Pero todos estos desmanes palidecen con aquella atrocidad ocurrida en pleno Renacimiento (aunque, como sabemos, el Renacimiento fue época de tiranías y violencias sinnúmero), me refiero al sacco di Roma de 1527, realizado por las tropas alemanas del sacro emperador Carlos V. ¿Ya ha pedido perdón Angela Merkel por tamaña atrocidad? ¿Piensa el Papa dejar impune tanta sangre? ¡Ni olvido ni perdón!
Por otro lado, los historiadores calculan que las conquistas de Genghis Khan llegaron a provocar la muerte de cerca del 11% de la población mundial –se llevó al otro mundo a casi tres cuartas partes de la población del Irán actual, por ejemplo– y eso sin contar las violaciones y desmanes semejantes ocurridos en el amplio espacio geográfico que va desde el Asia Central hasta la Europa Oriental y el Levante. ¿Pensarán entonces los jefes de estado de todas esas naciones perjudicadas exigirle disculpas o una indemnización a Mongolia? No. Y no solo eso, Genghis Khan ni siquiera goza de la infamia que en nuestros subdesarrollados países tienen Cortés y Pizarro, sino que fue homenajeado con una vieja película con Omar Shariff e incluso un famoso grupo de pop kitsch setentero lleva su nombre.
¿Pero por qué en esos casos no se desatan «batallas por la memoria» para ajustar cuentas milenarias, como en nuestros países? Porque obviamente las autoridades de Maguncia, Roma y de todos los demás lugares afectados por alguna vicisitud semejante (es decir, todo el mundo) tienen dos dedos de frente y saben que siempre a lo largo de la historia han existido atrocidades y que, siglos después, ponerse a calcular pérdidas, pedir perdones e indemnizaciones es un acto descomunalmente absurdo, semejante a querer buscar a Jesucristo para hacerle pagar la cuenta de la Última Cena.

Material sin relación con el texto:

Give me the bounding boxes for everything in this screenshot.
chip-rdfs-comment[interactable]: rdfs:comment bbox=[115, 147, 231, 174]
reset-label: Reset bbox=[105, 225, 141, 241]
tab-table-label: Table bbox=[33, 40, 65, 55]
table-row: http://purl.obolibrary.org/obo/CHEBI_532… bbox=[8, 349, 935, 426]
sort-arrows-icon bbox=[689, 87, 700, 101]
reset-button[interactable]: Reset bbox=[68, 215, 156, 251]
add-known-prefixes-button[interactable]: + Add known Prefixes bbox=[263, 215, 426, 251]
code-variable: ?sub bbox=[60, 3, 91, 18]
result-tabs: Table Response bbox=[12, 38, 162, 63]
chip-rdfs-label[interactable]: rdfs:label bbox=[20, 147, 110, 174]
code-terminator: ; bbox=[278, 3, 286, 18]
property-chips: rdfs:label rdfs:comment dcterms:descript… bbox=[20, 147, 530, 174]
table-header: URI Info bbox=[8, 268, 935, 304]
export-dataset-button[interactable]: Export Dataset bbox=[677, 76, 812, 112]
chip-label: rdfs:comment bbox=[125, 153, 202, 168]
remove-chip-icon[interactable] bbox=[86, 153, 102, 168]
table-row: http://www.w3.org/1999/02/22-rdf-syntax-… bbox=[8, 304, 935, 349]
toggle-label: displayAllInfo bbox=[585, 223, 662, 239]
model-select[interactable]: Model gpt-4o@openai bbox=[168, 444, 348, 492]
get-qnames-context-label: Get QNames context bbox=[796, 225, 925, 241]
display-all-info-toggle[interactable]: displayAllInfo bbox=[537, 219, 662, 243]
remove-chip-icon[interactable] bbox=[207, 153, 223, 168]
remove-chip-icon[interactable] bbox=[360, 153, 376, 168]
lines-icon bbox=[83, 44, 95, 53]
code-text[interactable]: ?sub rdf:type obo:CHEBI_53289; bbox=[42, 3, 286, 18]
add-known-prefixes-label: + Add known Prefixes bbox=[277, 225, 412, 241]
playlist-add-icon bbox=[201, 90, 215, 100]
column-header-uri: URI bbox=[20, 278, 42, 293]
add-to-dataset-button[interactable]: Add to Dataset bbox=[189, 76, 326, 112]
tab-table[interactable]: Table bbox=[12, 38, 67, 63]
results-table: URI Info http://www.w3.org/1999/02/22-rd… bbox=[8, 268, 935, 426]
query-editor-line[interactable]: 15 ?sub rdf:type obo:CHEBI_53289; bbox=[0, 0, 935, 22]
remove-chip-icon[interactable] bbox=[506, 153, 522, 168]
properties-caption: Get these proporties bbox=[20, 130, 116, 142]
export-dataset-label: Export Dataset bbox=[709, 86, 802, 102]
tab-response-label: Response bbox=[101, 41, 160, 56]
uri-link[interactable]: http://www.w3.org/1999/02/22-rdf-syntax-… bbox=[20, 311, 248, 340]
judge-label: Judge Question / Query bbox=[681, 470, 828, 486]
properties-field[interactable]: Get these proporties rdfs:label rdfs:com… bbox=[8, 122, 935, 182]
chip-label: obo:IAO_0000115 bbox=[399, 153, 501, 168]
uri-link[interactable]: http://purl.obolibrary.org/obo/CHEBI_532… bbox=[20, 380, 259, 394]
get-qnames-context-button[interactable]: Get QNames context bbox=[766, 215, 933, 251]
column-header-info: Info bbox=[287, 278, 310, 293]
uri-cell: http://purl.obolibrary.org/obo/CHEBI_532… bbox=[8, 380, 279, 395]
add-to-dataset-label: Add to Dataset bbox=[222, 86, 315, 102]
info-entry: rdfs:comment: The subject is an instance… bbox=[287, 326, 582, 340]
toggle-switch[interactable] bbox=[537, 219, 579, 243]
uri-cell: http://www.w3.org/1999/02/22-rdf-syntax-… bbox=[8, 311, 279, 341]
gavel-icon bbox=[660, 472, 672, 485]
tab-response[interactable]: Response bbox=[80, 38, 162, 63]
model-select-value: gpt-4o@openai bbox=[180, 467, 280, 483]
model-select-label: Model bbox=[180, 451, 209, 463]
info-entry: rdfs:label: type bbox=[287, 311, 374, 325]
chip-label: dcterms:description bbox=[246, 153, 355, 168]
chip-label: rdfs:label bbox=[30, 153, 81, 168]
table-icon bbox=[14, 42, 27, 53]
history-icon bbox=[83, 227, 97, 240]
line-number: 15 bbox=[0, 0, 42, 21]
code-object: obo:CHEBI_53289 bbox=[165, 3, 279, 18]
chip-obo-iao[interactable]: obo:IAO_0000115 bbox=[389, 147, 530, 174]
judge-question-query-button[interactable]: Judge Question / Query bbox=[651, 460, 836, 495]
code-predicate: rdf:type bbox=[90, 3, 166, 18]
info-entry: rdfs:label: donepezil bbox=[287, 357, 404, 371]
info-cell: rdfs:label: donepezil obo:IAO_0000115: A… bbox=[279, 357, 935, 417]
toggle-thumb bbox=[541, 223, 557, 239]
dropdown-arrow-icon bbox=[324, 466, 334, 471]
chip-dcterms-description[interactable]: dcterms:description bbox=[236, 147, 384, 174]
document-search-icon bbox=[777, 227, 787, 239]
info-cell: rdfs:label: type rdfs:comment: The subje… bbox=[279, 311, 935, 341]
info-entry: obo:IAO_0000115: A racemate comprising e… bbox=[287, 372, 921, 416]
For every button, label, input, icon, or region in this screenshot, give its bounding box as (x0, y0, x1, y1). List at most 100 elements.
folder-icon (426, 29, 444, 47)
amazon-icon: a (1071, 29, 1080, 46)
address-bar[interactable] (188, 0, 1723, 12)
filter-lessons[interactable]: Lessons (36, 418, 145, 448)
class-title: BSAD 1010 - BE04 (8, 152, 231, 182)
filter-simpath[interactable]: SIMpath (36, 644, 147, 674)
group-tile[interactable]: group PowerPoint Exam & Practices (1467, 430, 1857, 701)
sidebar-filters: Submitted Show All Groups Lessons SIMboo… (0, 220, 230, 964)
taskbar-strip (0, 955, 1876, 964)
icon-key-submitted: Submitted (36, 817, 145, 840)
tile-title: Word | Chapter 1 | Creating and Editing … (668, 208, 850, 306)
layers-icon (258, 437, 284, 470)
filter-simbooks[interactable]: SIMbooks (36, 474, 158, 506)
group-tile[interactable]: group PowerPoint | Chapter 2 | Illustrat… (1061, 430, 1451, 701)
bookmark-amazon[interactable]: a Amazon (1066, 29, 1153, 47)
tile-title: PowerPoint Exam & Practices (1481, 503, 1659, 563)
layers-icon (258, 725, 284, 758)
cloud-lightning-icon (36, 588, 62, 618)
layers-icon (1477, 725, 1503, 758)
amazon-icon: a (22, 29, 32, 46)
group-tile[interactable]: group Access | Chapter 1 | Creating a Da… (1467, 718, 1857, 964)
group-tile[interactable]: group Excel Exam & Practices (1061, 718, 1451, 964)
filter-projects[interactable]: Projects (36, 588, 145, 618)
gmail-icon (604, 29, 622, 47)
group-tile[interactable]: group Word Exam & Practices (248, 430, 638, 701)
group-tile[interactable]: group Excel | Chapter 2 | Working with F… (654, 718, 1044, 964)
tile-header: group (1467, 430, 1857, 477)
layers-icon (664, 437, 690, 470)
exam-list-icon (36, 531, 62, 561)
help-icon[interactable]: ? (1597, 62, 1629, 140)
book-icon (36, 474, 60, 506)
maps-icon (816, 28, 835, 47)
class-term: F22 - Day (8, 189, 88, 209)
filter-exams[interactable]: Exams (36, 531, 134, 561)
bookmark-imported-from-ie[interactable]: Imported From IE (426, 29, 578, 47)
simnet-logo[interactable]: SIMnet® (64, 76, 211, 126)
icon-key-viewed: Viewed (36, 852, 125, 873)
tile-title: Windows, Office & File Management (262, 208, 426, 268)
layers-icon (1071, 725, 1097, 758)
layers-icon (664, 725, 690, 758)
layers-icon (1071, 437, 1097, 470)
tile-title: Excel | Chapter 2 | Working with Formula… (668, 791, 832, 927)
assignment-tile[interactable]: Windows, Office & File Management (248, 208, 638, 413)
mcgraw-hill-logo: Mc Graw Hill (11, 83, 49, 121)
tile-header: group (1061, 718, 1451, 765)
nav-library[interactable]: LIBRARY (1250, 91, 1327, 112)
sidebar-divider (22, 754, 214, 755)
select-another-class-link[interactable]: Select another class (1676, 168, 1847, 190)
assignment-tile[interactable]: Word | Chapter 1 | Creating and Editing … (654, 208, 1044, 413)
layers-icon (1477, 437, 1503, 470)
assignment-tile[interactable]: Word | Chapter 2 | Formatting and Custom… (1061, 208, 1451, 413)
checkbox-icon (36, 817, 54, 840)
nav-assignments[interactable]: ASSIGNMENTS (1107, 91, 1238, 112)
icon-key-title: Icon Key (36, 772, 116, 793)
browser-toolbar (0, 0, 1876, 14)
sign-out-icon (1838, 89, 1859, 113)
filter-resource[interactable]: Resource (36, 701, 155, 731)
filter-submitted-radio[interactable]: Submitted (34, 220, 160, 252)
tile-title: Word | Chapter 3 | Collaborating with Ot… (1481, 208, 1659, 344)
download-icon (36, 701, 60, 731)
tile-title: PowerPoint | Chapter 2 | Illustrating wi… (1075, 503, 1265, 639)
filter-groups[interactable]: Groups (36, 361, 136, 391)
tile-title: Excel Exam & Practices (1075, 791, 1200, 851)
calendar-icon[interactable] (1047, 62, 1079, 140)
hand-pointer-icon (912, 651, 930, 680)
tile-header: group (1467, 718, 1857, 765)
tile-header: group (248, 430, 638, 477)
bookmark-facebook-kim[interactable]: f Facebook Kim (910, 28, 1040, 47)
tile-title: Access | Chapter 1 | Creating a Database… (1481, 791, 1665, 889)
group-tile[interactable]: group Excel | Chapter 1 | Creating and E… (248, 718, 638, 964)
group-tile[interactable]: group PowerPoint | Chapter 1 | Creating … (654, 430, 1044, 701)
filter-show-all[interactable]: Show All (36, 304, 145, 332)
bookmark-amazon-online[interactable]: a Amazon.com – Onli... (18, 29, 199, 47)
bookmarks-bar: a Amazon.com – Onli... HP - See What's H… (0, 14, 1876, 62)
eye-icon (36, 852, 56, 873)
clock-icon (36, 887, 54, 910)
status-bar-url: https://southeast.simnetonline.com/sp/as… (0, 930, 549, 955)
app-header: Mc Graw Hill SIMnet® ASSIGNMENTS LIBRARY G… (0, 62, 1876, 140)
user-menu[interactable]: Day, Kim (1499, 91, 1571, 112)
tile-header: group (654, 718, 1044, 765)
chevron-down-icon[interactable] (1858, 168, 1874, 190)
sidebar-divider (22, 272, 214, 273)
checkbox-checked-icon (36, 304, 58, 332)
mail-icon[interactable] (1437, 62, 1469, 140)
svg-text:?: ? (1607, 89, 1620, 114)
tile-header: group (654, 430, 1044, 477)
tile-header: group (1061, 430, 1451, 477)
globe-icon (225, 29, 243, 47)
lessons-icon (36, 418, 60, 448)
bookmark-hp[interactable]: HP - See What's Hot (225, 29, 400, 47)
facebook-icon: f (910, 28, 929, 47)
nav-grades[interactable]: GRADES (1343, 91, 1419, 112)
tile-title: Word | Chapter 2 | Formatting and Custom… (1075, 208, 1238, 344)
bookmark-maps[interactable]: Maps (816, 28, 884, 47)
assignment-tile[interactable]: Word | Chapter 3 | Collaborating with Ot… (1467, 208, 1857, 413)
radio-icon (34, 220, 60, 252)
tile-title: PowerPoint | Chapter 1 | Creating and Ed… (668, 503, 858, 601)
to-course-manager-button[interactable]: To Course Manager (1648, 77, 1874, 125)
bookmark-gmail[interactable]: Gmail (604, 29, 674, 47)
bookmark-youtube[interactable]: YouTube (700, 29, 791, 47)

En las Américas, en cambio, es un buen negocio explotar tamaños despropósitos. Para la intelligentsia parásita y floja es un continuo vivero de atención y de recursos, explotando la mala conciencia de benefactores millonarios. Para los políticos de izquierda es un mito político redituable en su manida retórica de buenos contra malos. Y para los otros consumidores de esta especie es una suerte de justificación para toda clase de complejos y fracasos personales y colectivos. Que los «españoles nos robaron y nos saquearon» es el pretexto perfecto para todo parasitismo e irresponsabilidad.
Finalmente, quisiera compartir una primicia con López Obrador y Castillo: la entidad política que conquistó el Anáhuac y el ámbito andino en el siglo XVI ya no existe. Se llamaba Monarquía Católica y existió entre 1492 y 1833. El estado español actual es heredero histórico suyo, como lo son también las repúblicas de México y del Perú. Las entidades políticas conquistadas –la Confederación Azteca y el Imperio de los Incas– tampoco existen y ni siquiera tienen ningún vestigio jurídico o institucional, salvo los que pasaron a la también extinta Monarquía Católica vía translatio imperii. Así que vayan a reclamar al cementerio.